Several of the pages in this 1856 Guernsey sketchbook contain drawings that are the result of experiments with taches, or inkblots, wherein the artist allowed his imagination free rein with whatever form the inkblot took. As Florian Rodari has noted, ‘Either he allowed the tache to expand by itself, modified only by the quantity of water, the quality of the paper and the obstacles it encountered in the course of its haphazard journey; or he guided it deliberately, steering it along paths opened up by chance more or less intentionally in the direction of recognizable forms or suggestive scenes...Most of the manipulations to which Hugo subjected the hazards of the tache resulted in landscapes or figures. Excess water caused the taches to expand, suggesting new solutions, new ways forward for the eye. This is what the artist liked; he would oversee the different possibilities.’ To these inkblots, Hugo would then add lines in pen or pencil, further developing the compositional idea created by the serendipitous flow of ink wash.
In the case of the present sheet, the artist seems to have first applied ink to the sheet by rolling a cylindrical object coated with brown ink across the paper.

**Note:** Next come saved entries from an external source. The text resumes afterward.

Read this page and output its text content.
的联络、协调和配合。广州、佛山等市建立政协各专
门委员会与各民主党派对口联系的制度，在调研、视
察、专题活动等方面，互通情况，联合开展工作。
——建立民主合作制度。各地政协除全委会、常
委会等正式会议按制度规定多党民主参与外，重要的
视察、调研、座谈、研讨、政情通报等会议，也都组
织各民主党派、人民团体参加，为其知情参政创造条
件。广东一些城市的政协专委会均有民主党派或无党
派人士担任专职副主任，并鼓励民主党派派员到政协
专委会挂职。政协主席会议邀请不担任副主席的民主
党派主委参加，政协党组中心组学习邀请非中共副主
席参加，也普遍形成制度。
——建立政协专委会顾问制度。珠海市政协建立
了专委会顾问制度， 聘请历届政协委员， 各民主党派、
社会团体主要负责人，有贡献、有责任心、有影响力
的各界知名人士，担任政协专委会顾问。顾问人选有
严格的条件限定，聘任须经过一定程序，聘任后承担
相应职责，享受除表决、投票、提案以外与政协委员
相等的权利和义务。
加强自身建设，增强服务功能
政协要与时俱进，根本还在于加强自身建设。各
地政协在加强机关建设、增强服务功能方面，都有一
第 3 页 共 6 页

The resulting jagged shapes appear to have suggested the piers of a stone bridge to the artist, who then enhanced the form of the structure with pencil and grey wash. While the bridge itself may have been the result of Hugo’s imaginative transposition of the visual effect of the tache, the overall composition may also have been inspired by the rugged coastline, wooden breakwaters and rock formations of Guernsey, which so often provided the artist with a variety of dramatic motifs for his drawings.

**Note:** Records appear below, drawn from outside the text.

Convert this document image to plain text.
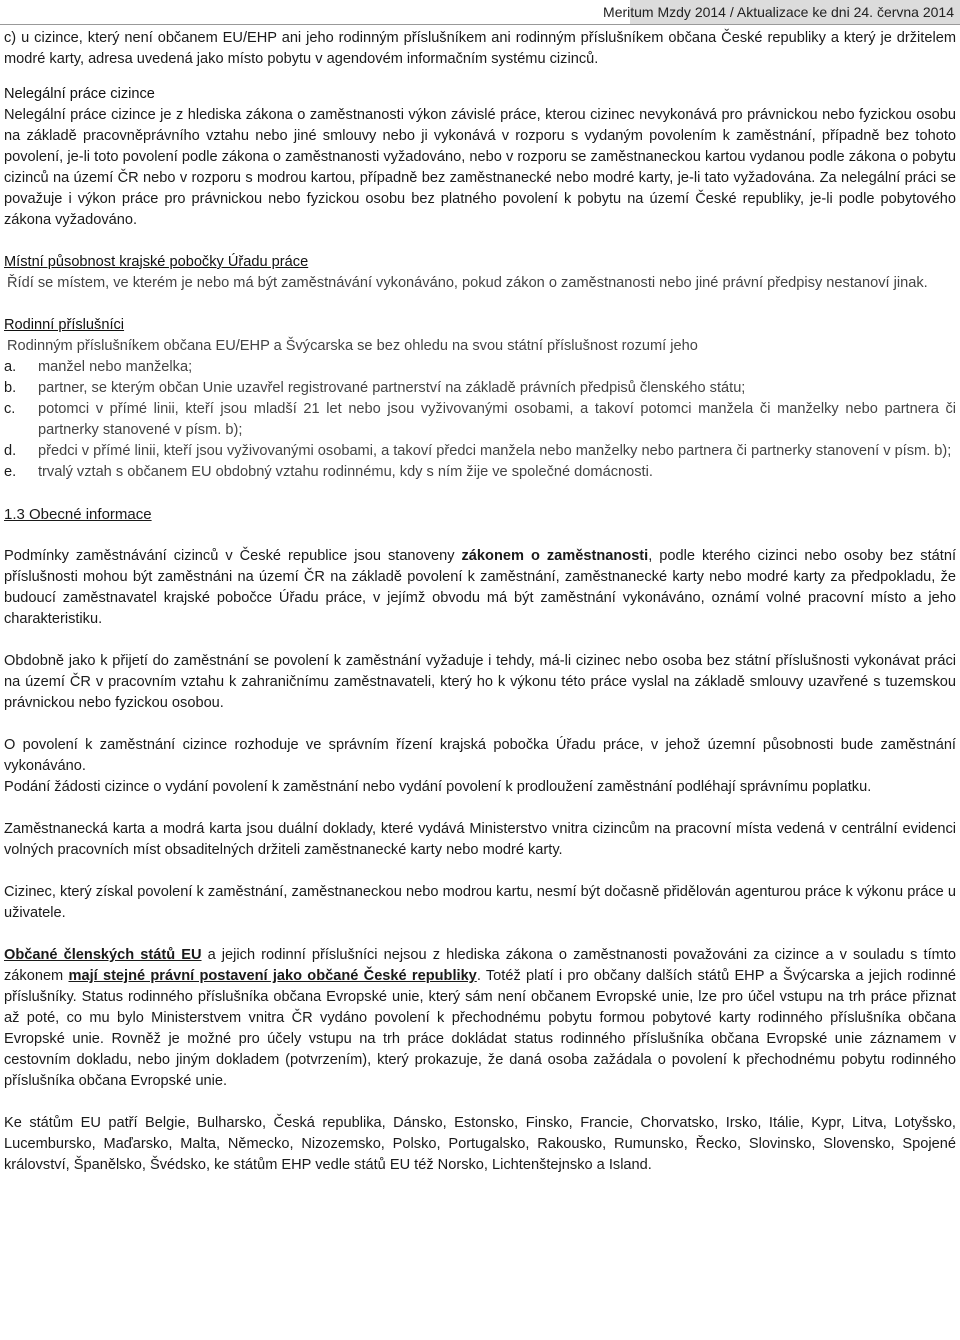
Meritum Mzdy 2014 / Aktualizace ke dni 24. června 2014

c) u cizince, který není občanem EU/EHP ani jeho rodinným příslušníkem ani rodinným příslušníkem občana České republiky a který je držitelem modré karty, adresa uvedená jako místo pobytu v agendovém informačním systému cizinců.

Nelegální práce cizince

Nelegální práce cizince je z hlediska zákona o zaměstnanosti výkon závislé práce, kterou cizinec nevykonává pro právnickou nebo fyzickou osobu na základě pracovněprávního vztahu nebo jiné smlouvy nebo ji vykonává v rozporu s vydaným povolením k zaměstnání, případně bez tohoto povolení, je-li toto povolení podle zákona o zaměstnanosti vyžadováno, nebo v rozporu se zaměstnaneckou kartou vydanou podle zákona o pobytu cizinců na území ČR nebo v rozporu s modrou kartou, případně bez zaměstnanecké nebo modré karty, je-li tato vyžadována. Za nelegální práci se považuje i výkon práce pro právnickou nebo fyzickou osobu bez platného povolení k pobytu na území České republiky, je-li podle pobytového zákona vyžadováno.

Místní působnost krajské pobočky Úřadu práce

Řídí se místem, ve kterém je nebo má být zaměstnávání vykonáváno, pokud zákon o zaměstnanosti nebo jiné právní předpisy nestanoví jinak.

Rodinní příslušníci

Rodinným příslušníkem občana EU/EHP a Švýcarska se bez ohledu na svou státní příslušnost rozumí jeho

a.	manžel nebo manželka;
b.	partner, se kterým občan Unie uzavřel registrované partnerství na základě právních předpisů členského státu;
c.	potomci v přímé linii, kteří jsou mladší 21 let nebo jsou vyživovanými osobami, a takoví potomci manžela či manželky nebo partnera či partnerky stanovené v písm. b);
d.	předci v přímé linii, kteří jsou vyživovanými osobami, a takoví předci manžela nebo manželky nebo partnera či partnerky stanovení v písm. b);
e.	trvalý vztah s občanem EU obdobný vztahu rodinnému, kdy s ním žije ve společné domácnosti.

1.3 Obecné informace

Podmínky zaměstnávání cizinců v České republice jsou stanoveny zákonem o zaměstnanosti, podle kterého cizinci nebo osoby bez státní příslušnosti mohou být zaměstnáni na území ČR na základě povolení k zaměstnání, zaměstnanecké karty nebo modré karty za předpokladu, že budoucí zaměstnavatel krajské pobočce Úřadu práce, v jejímž obvodu má být zaměstnání vykonáváno, oznámí volné pracovní místo a jeho charakteristiku.

Obdobně jako k přijetí do zaměstnání se povolení k zaměstnání vyžaduje i tehdy, má-li cizinec nebo osoba bez státní příslušnosti vykonávat práci na území ČR v pracovním vztahu k zahraničnímu zaměstnavateli, který ho k výkonu této práce vyslal na základě smlouvy uzavřené s tuzemskou právnickou nebo fyzickou osobou.

O povolení k zaměstnání cizince rozhoduje ve správním řízení krajská pobočka Úřadu práce, v jehož územní působnosti bude zaměstnání vykonáváno.

Podání žádosti cizince o vydání povolení k zaměstnání nebo vydání povolení k prodloužení zaměstnání podléhají správnímu poplatku.

Zaměstnanecká karta a modrá karta jsou duální doklady, které vydává Ministerstvo vnitra cizincům na pracovní místa vedená v centrální evidenci volných pracovních míst obsaditelných držiteli zaměstnanecké karty nebo modré karty.

Cizinec, který získal povolení k zaměstnání, zaměstnaneckou nebo modrou kartu, nesmí být dočasně přidělován agenturou práce k výkonu práce u uživatele.

Občané členských států EU a jejich rodinní příslušníci nejsou z hlediska zákona o zaměstnanosti považováni za cizince a v souladu s tímto zákonem mají stejné právní postavení jako občané České republiky. Totéž platí i pro občany dalších států EHP a Švýcarska a jejich rodinné příslušníky. Status rodinného příslušníka občana Evropské unie, který sám není občanem Evropské unie, lze pro účel vstupu na trh práce přiznat až poté, co mu bylo Ministerstvem vnitra ČR vydáno povolení k přechodnému pobytu formou pobytové karty rodinného příslušníka občana Evropské unie. Rovněž je možné pro účely vstupu na trh práce dokládat status rodinného příslušníka občana Evropské unie záznamem v cestovním dokladu, nebo jiným dokladem (potvrzením), který prokazuje, že daná osoba zažádala o povolení k přechodnému pobytu rodinného příslušníka občana Evropské unie.

Ke státům EU patří Belgie, Bulharsko, Česká republika, Dánsko, Estonsko, Finsko, Francie, Chorvatsko, Irsko, Itálie, Kypr, Litva, Lotyšsko, Lucembursko, Maďarsko, Malta, Německo, Nizozemsko, Polsko, Portugalsko, Rakousko, Rumunsko, Řecko, Slovinsko, Slovensko, Spojené království, Španělsko, Švédsko, ke státům EHP vedle států EU též Norsko, Lichtenštejnsko a Island.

Four pages from the same 1856 Guernsey sketchbook as the present sheet are today in the collection of the Musée Victor Hugo in Villequier, while several others are in private collections.
The preeminent literary figure in 19th century France, Victor Hugo was also an accomplished and prolific draughtsman. He produced nearly three thousand drawings, the principal groups of which are today in the collections of the Bibliothèque Nationale and the Maison de Victor Hugo in Paris. He began to draw seriously around 1825, but relatively little of this early work survives and it was not until some twenty years later that he was to develop his distinctive personal idiom. Hugo seems to have been most productive as a draughtsman during periods when he was writing less, as for example in 1850. Conversely, there are very few drawings from the period between 1852 and 1853, when he was engaged on a spell of intense literary activity. His drawings achieved a height of expression during the years of his political exile from France on the Channel Islands of Jersey, where he and his family lived from 1852 to 1855, and Guernsey, where he settled in 1855 and remained until 1870. Although he often gave drawings as presents to friends and colleagues, and allowed several sheets to be reproduced as engravings, the act of drawing for Hugo remained a largely private occupation. In the last ten years of his life, he drew much less, a decline mirrored in his literary output.

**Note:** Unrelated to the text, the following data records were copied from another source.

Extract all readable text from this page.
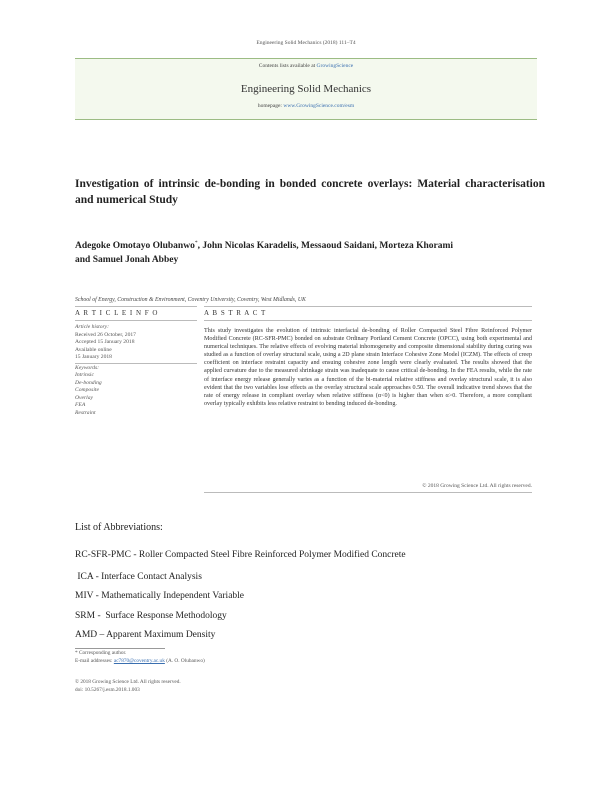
Engineering Solid Mechanics (2018) 111–T4
Contents lists available at GrowingScience
Engineering Solid Mechanics
homepage: www.GrowingScience.com/esm
Investigation of intrinsic de-bonding in bonded concrete overlays: Material characterisation and numerical Study
Adegoke Omotayo Olubanwo*, John Nicolas Karadelis, Messaoud Saidani, Morteza Khorami
and Samuel Jonah Abbey
School of Energy, Construction & Environment, Coventry University, Coventry, West Midlands, UK
A R T I C L E I N F O	A B S T R A C T

Article history:

Received 26 October, 2017

Accepted 15 January 2018

Available online

15 January 2018

Keywords:

Intrinsic

De-bonding

Composite

Overlay

FEA

Restraint

This study investigates the evolution of intrinsic interfacial de-bonding of Roller Compacted Steel Fibre Reinforced Polymer Modified Concrete (RC-SFR-PMC) bonded on substrate Ordinary Portland Cement Concrete (OPCC), using both experimental and numerical techniques. The relative effects of evolving material inhomogeneity and composite dimensional stability during curing was studied as a function of overlay structural scale, using a 2D plane strain Interface Cohesive Zone Model (ICZM). The effects of creep coefficient on interface restraint capacity and ensuing cohesive zone length were clearly evaluated. The results showed that the applied curvature due to the measured shrinkage strain was inadequate to cause critical de-bonding. In the FEA results, while the rate of interface energy release generally varies as a function of the bi-material relative stiffness and overlay structural scale, it is also evident that the two variables lose effects as the overlay structural scale approaches 0.50. The overall indicative trend shows that the rate of energy release in compliant overlay when relative stiffness (α<0) is higher than when α>0. Therefore, a more compliant overlay typically exhibits less relative restraint to bending induced de-bonding.

© 2018 Growing Science Ltd. All rights reserved.
List of Abbreviations:
RC-SFR-PMC - Roller Compacted Steel Fibre Reinforced Polymer Modified Concrete
ICA - Interface Contact Analysis
MIV - Mathematically Independent Variable
SRM -  Surface Response Methodology
AMD – Apparent Maximum Density
* Corresponding author.
E-mail addresses: ac7870@coventry.ac.uk (A. O. Olubanwo)
© 2018 Growing Science Ltd. All rights reserved.
doi: 10.5267/j.esm.2018.1.003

As a draughtsman, Hugo relied primarily on brown or black ink and wash, applied with a fluidity and transparency that allowed for remarkable tonal and atmospheric effects. His idiosyncratic working methods have been described by his son Charles Hugo: ‘Once paper, pen and ink-well have been brought to the table, Victor Hugo sits down and without making a preliminary sketch, without any apparent preconception, sets about drawing with an extraordinarily sure hand not the landscape as a whole but any old detail. He will begin his forest with the branch of a tree, his town with a gable, his gable with a weather vane, and, little by little, the entire composition will emerge from the blank paper with the precision and clarity of a photographic negative subjected to the chemical preparation that brings out the picture. That done, the draftsman will ask for a cup and will finish off his landscape with a light shower of black coffee. The result is an unexpected and powerful drawing that is often strange, always personal, and recalls the etchings of Rembrandt and Piranesi.’
Hugo also experimented with different techniques and media, including inkblots (taches), folded paper, stencilled cut-outs, gold leaf and impressions taken from various objects, including leaves and lace.